Même le FMI célèbre les vertus d’un tel équilibre, affirme Terre Nova dans cette note : une récente étude montre que les pays plus égalitaires croissent plus vite et plus longtemps que les pays inégalitaires ; les économistes de l’institution financière mondiale établissent par ailleurs que les politiques redistributives n’ont pas d’impact négatif sur la croissance. Un tantinet «  communiste  » le FMI ?

Mécontenter quelques riches… le prix à payer?

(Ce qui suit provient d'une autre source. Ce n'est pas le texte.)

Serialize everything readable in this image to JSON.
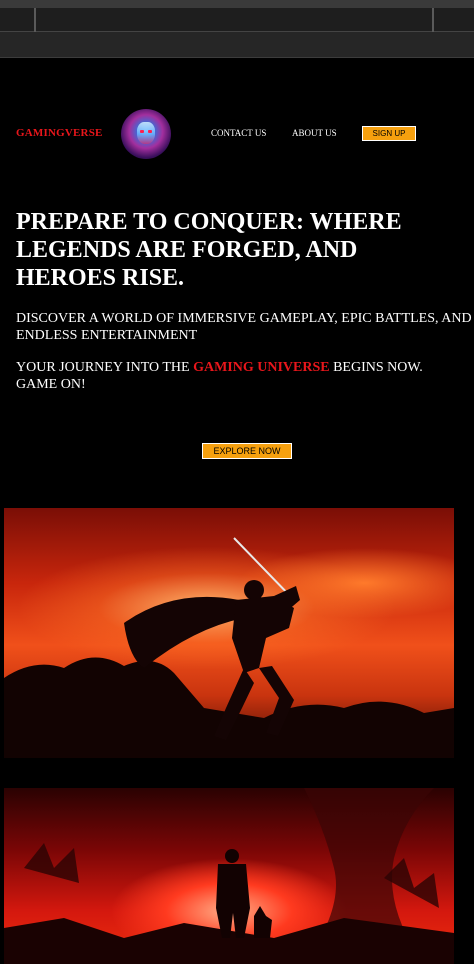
{
  "nav": {
    "brand": "GAMINGVERSE",
    "links": [
      "CONTACT US",
      "ABOUT US"
    ],
    "signup_label": "SIGN UP"
  },
  "hero": {
    "headline": "PREPARE TO CONQUER: WHERE LEGENDS ARE FORGED, AND HEROES RISE.",
    "sub1": "DISCOVER A WORLD OF IMMERSIVE GAMEPLAY, EPIC BATTLES, AND ENDLESS ENTERTAINMENT",
    "sub2_before": "YOUR JOURNEY INTO THE ",
    "sub2_highlight": "GAMING UNIVERSE",
    "sub2_after": " BEGINS NOW. GAME ON!",
    "cta_label": "EXPLORE NOW"
  },
  "colors": {
    "accent_red": "#e8161b",
    "button_orange": "#f6a00e",
    "background": "#000000"
  },
  "images": [
    "samurai-warrior-art",
    "dark-warrior-wolf-art"
  ]
}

Pour un peu, le Think tank ressusciterait le Robin des bois de la forêt de Sherwood : une éco-fiscalité idoine pourrait permettre de gagner sur les deux tableaux - justice sociale et défis environnementaux -. Et de citer en exemple «  la réforme du système fiscal proposée par Landais et al.   , calibrée pour obtenir des recettes fiscales identiques avec une pression fiscale totale restant constante  ». Résultat, seuls «  14% des ménages verraient leur impôt augmenter. Un gouvernement progressiste soucieux d’accroître la redistributivité de l’impôt a donc des marges de manœuvre pour mettre en place une réforme fiscale qui diminue le revenu d’une petite fraction des ménages seulement et qui soit ainsi susceptible de réunir un consensus relativement large au sein de la population  », moyennant certes «  un travail de pédagogie et de mise en perspective  ».

Redistribuer … ou périr

Forts du lien mis en évidence par la sociale-écologie d’Eloi Laurent, entre inégalités et empreinte écologique, les auteurs de la note concluent qu’ils serait vain de viser la justice sociale au détriment de la dimension environnementale. «  Que ce soit par conviction écologique, éthique de vie ou réalisme, nous devons donc absolument préparer l’avenir en remettant en place des politiques redistributives  ».